Distance Jacquard

Question

I have this problem when calculating Jaccard distance for sets (bit vectors):

p1 = 10111;

p2 = 10011.

Intersection size = 3; (How could we find out?)

Pool size = 4, (How could we find out?)

similarity Jaccard = (intersection / union) = 3/4.

Jaccard Distance = 1 - (similarity to Jaccard) = (1-3 / 4) = 1/4.

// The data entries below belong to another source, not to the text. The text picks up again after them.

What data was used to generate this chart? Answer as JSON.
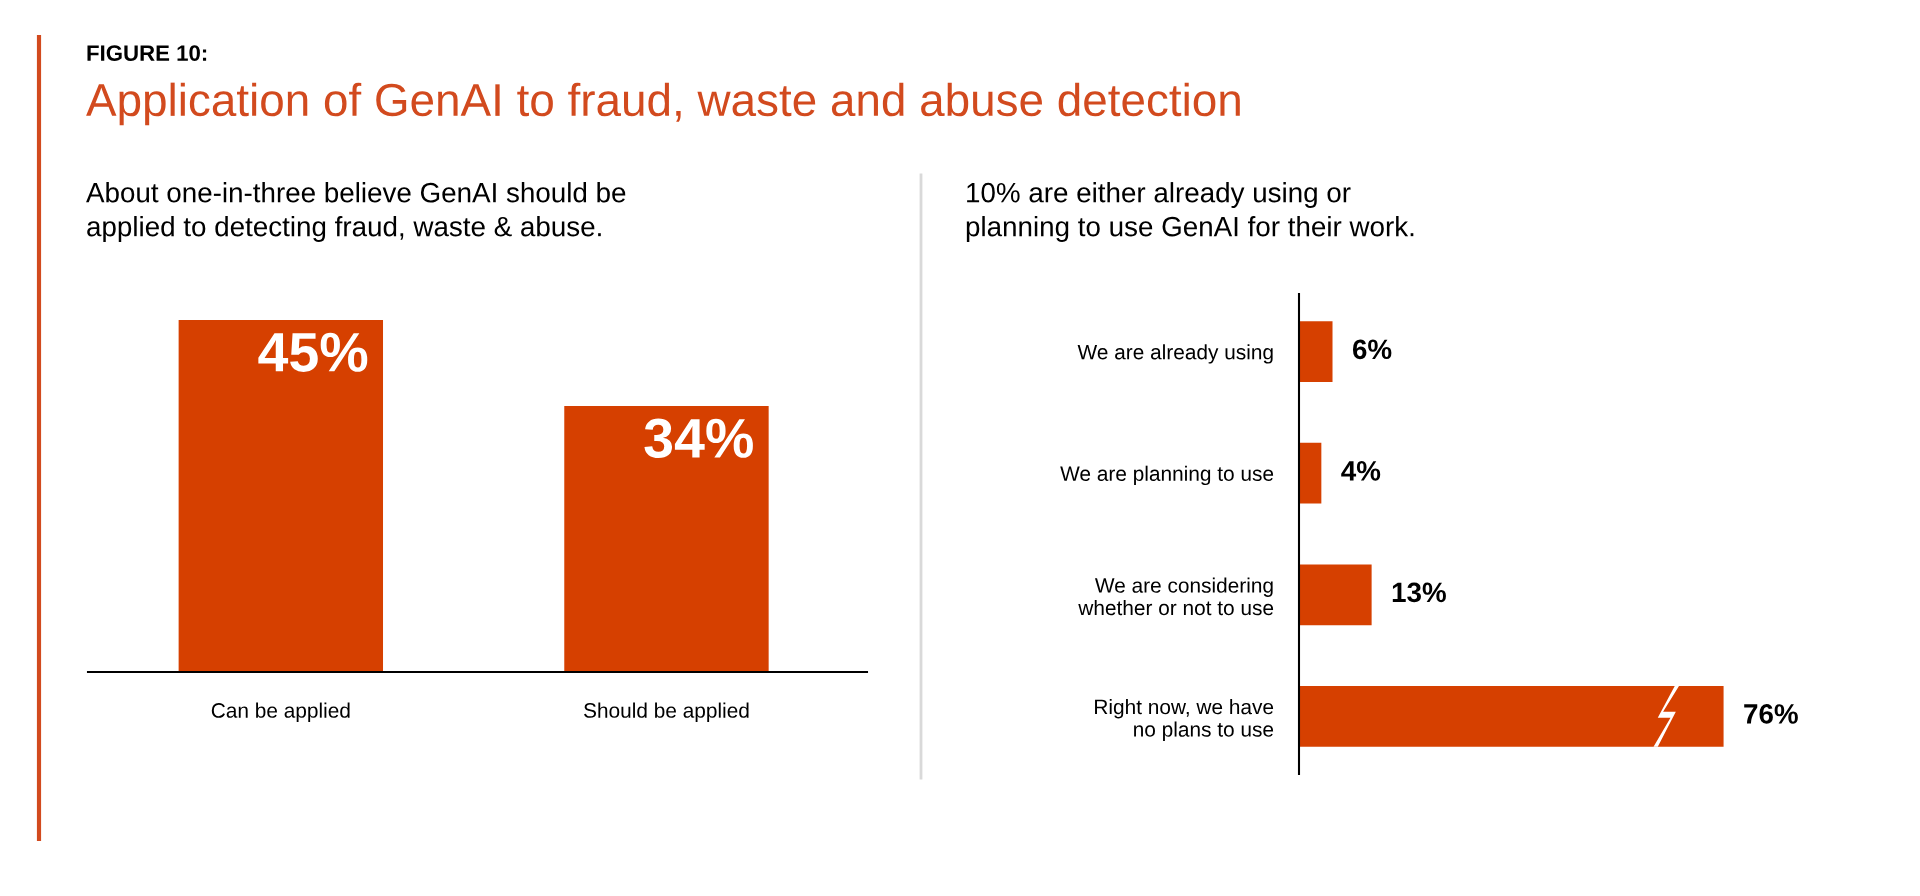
{
  "chart_data": [
    {
      "type": "bar",
      "title": "Application of GenAI to fraud, waste and abuse detection",
      "subtitle": "About one-in-three believe GenAI should be\napplied to detecting fraud, waste & abuse.",
      "annotations": [
        "FIGURE 10:"
      ],
      "categories": [
        "Can be applied",
        "Should be applied"
      ],
      "values": [
        45,
        34
      ],
      "value_labels": [
        "45%",
        "34%"
      ],
      "color": "#d64000",
      "grid": false,
      "legend": false
    },
    {
      "type": "bar",
      "orientation": "horizontal",
      "title": "10% are either already using or\nplanning to use GenAI for their work.",
      "categories": [
        "We are already using",
        "We are planning to use",
        "We are considering\nwhether or not to use",
        "Right now, we have\nno plans to use"
      ],
      "values": [
        6,
        4,
        13,
        76
      ],
      "value_labels": [
        "6%",
        "4%",
        "13%",
        "76%"
      ],
      "color": "#d64000",
      "grid": false,
      "legend": false
    }
  ]
}
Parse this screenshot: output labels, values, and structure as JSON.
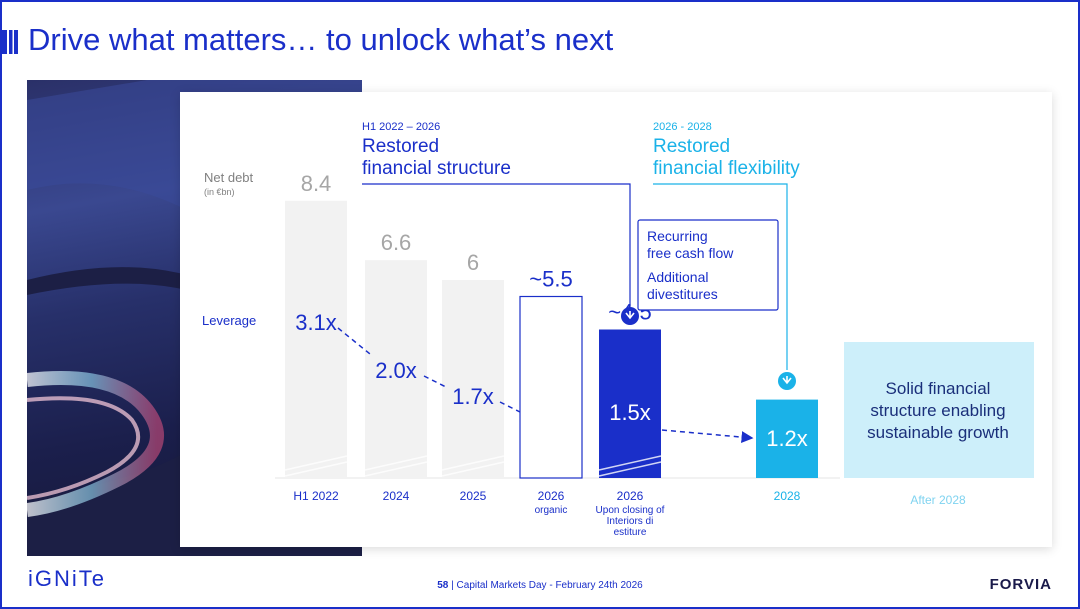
{
  "page": {
    "title": "Drive what matters… to unlock what’s next",
    "footer_page": "58",
    "footer_text": "Capital Markets Day - February 24th 2026",
    "logo": "iGNiTe",
    "brand": "FORVIA"
  },
  "colors": {
    "accent": "#1a2fc9",
    "cyan": "#1ab2e8",
    "light_cyan": "#cdeffa",
    "grey_bar": "#f2f2f2",
    "grey_text": "#a6a6a6"
  },
  "chart_data": {
    "type": "bar",
    "categories": [
      "H1 2022",
      "2024",
      "2025",
      "2026",
      "2026",
      "2028",
      "After 2028"
    ],
    "sub_labels": [
      "",
      "",
      "",
      "organic",
      "Upon closing of Interiors divestiture",
      "",
      ""
    ],
    "net_debt_label": "Net debt",
    "net_debt_unit": "(in €bn)",
    "leverage_label": "Leverage",
    "net_debt_values": [
      8.4,
      6.6,
      6,
      5.5,
      4.5,
      null,
      null
    ],
    "net_debt_labels": [
      "8.4",
      "6.6",
      "6",
      "~5.5",
      "~4.5",
      "",
      ""
    ],
    "leverage_values": [
      3.1,
      2.0,
      1.7,
      null,
      1.5,
      1.2,
      null
    ],
    "leverage_labels": [
      "3.1x",
      "2.0x",
      "1.7x",
      "",
      "1.5x",
      "1.2x",
      ""
    ],
    "phase1": {
      "period": "H1 2022 – 2026",
      "title_line1": "Restored",
      "title_line2": "financial structure"
    },
    "phase2": {
      "period": "2026 - 2028",
      "title_line1": "Restored",
      "title_line2": "financial flexibility"
    },
    "drivers": [
      "Recurring",
      "free cash flow",
      "Additional",
      "divestitures"
    ],
    "target_lines": [
      "Solid financial",
      "structure enabling",
      "sustainable growth"
    ]
  }
}
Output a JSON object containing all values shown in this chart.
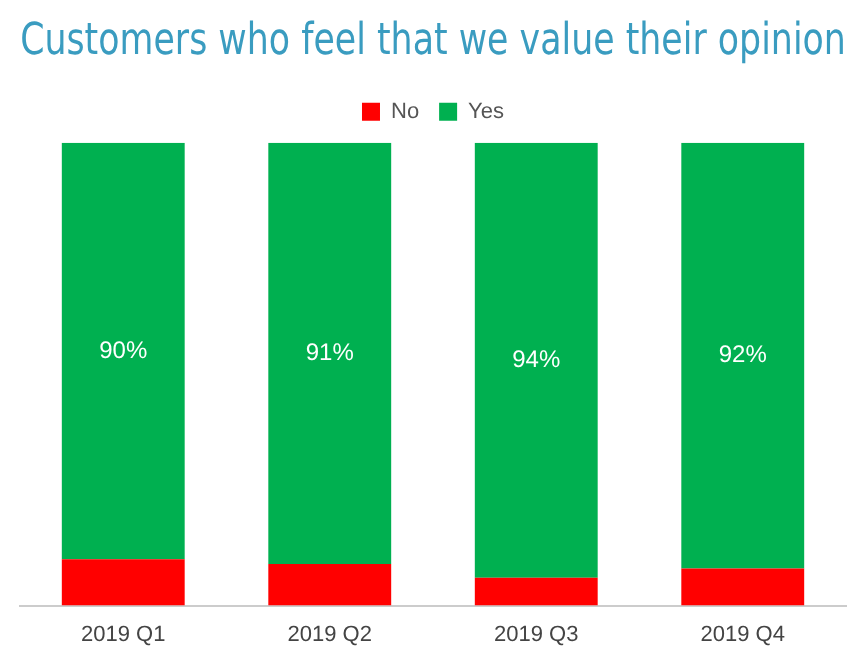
{
  "chart_data": {
    "type": "bar",
    "title": "Customers who feel that we value their opinion",
    "categories": [
      "2019 Q1",
      "2019 Q2",
      "2019 Q3",
      "2019 Q4"
    ],
    "stacked": true,
    "legend": "top",
    "grid": false,
    "series": [
      {
        "name": "No",
        "color": "#ff0000",
        "values": [
          10,
          9,
          6,
          8
        ]
      },
      {
        "name": "Yes",
        "color": "#00b050",
        "values": [
          90,
          91,
          94,
          92
        ],
        "value_labels": [
          "90%",
          "91%",
          "94%",
          "92%"
        ]
      }
    ]
  }
}
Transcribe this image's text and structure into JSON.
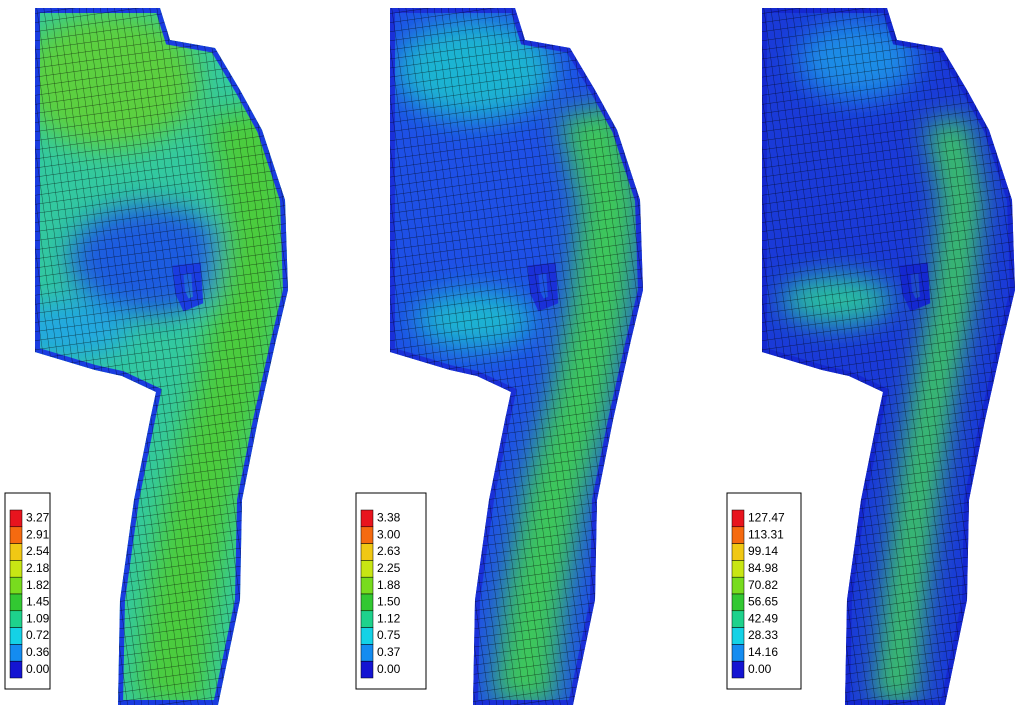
{
  "panels": [
    {
      "legend": [
        "3.27",
        "2.91",
        "2.54",
        "2.18",
        "1.82",
        "1.45",
        "1.09",
        "0.72",
        "0.36",
        "0.00"
      ]
    },
    {
      "legend": [
        "3.38",
        "3.00",
        "2.63",
        "2.25",
        "1.88",
        "1.50",
        "1.12",
        "0.75",
        "0.37",
        "0.00"
      ]
    },
    {
      "legend": [
        "127.47",
        "113.31",
        "99.14",
        "84.98",
        "70.82",
        "56.65",
        "42.49",
        "28.33",
        "14.16",
        "0.00"
      ]
    }
  ],
  "legend_colors": [
    "#e8141e",
    "#f56a10",
    "#f0c814",
    "#c8e614",
    "#78dc1e",
    "#32c832",
    "#1ed28c",
    "#14d2e6",
    "#148cf0",
    "#1414d2"
  ]
}
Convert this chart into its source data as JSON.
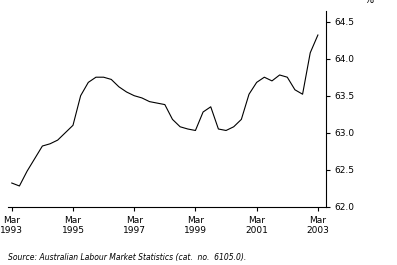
{
  "source_text": "Source: Australian Labour Market Statistics (cat.  no.  6105.0).",
  "ylabel": "%",
  "ylim": [
    62.0,
    64.65
  ],
  "yticks": [
    62.0,
    62.5,
    63.0,
    63.5,
    64.0,
    64.5
  ],
  "ytick_labels": [
    "62.0",
    "62.5",
    "63.0",
    "63.5",
    "64.0",
    "64.5"
  ],
  "xtick_labels": [
    "Mar\n1993",
    "Mar\n1995",
    "Mar\n1997",
    "Mar\n1999",
    "Mar\n2001",
    "Mar\n2003"
  ],
  "xtick_positions": [
    0,
    8,
    16,
    24,
    32,
    40
  ],
  "xlim": [
    -0.5,
    41
  ],
  "line_color": "#000000",
  "line_width": 0.8,
  "background_color": "#ffffff",
  "x": [
    0,
    1,
    2,
    3,
    4,
    5,
    6,
    7,
    8,
    9,
    10,
    11,
    12,
    13,
    14,
    15,
    16,
    17,
    18,
    19,
    20,
    21,
    22,
    23,
    24,
    25,
    26,
    27,
    28,
    29,
    30,
    31,
    32,
    33,
    34,
    35,
    36,
    37,
    38,
    39,
    40
  ],
  "y": [
    62.32,
    62.28,
    62.48,
    62.65,
    62.82,
    62.85,
    62.9,
    63.0,
    63.1,
    63.5,
    63.68,
    63.75,
    63.75,
    63.72,
    63.62,
    63.55,
    63.5,
    63.47,
    63.42,
    63.4,
    63.38,
    63.18,
    63.08,
    63.05,
    63.03,
    63.28,
    63.35,
    63.05,
    63.03,
    63.08,
    63.18,
    63.52,
    63.68,
    63.75,
    63.7,
    63.78,
    63.75,
    63.58,
    63.52,
    64.08,
    64.32
  ]
}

But I do not understand how we can detect the "intersection and " union "of two vectors.

Please help me.

Thank you so much.

+3

Visitor Dec 7 '10 at 15:57

2 answers

p1 = 10111 p2 = 10011,

p1 p2:

Jaccard = J = / = M11/(M01 + M10 + M11) = 3/(0 + 1 + 3) = 3/4,

= J '= 1 - J = 1 - 3/4 = 1/4, J '= 1 - (M11/(M01 + M10 + M11)) = (M01 + M10)/(M01 + M10 + M11) = (0 + 1)/(0 + 1 + 3) = 1/4

+2

handaru 14 . '13 4:57

Andrey · Accepted Answer · 2010-12-07T16:01:20+0000

Intersection size = 3; (How could we find out?)

Number of Set Bits p1&p2 = 10011

Pool size = 4, (How could we find out?)

Number of Set Bits p1|p2 = 10111

The vector here means a binary array, where the i-th bit means the i-th element present in this set.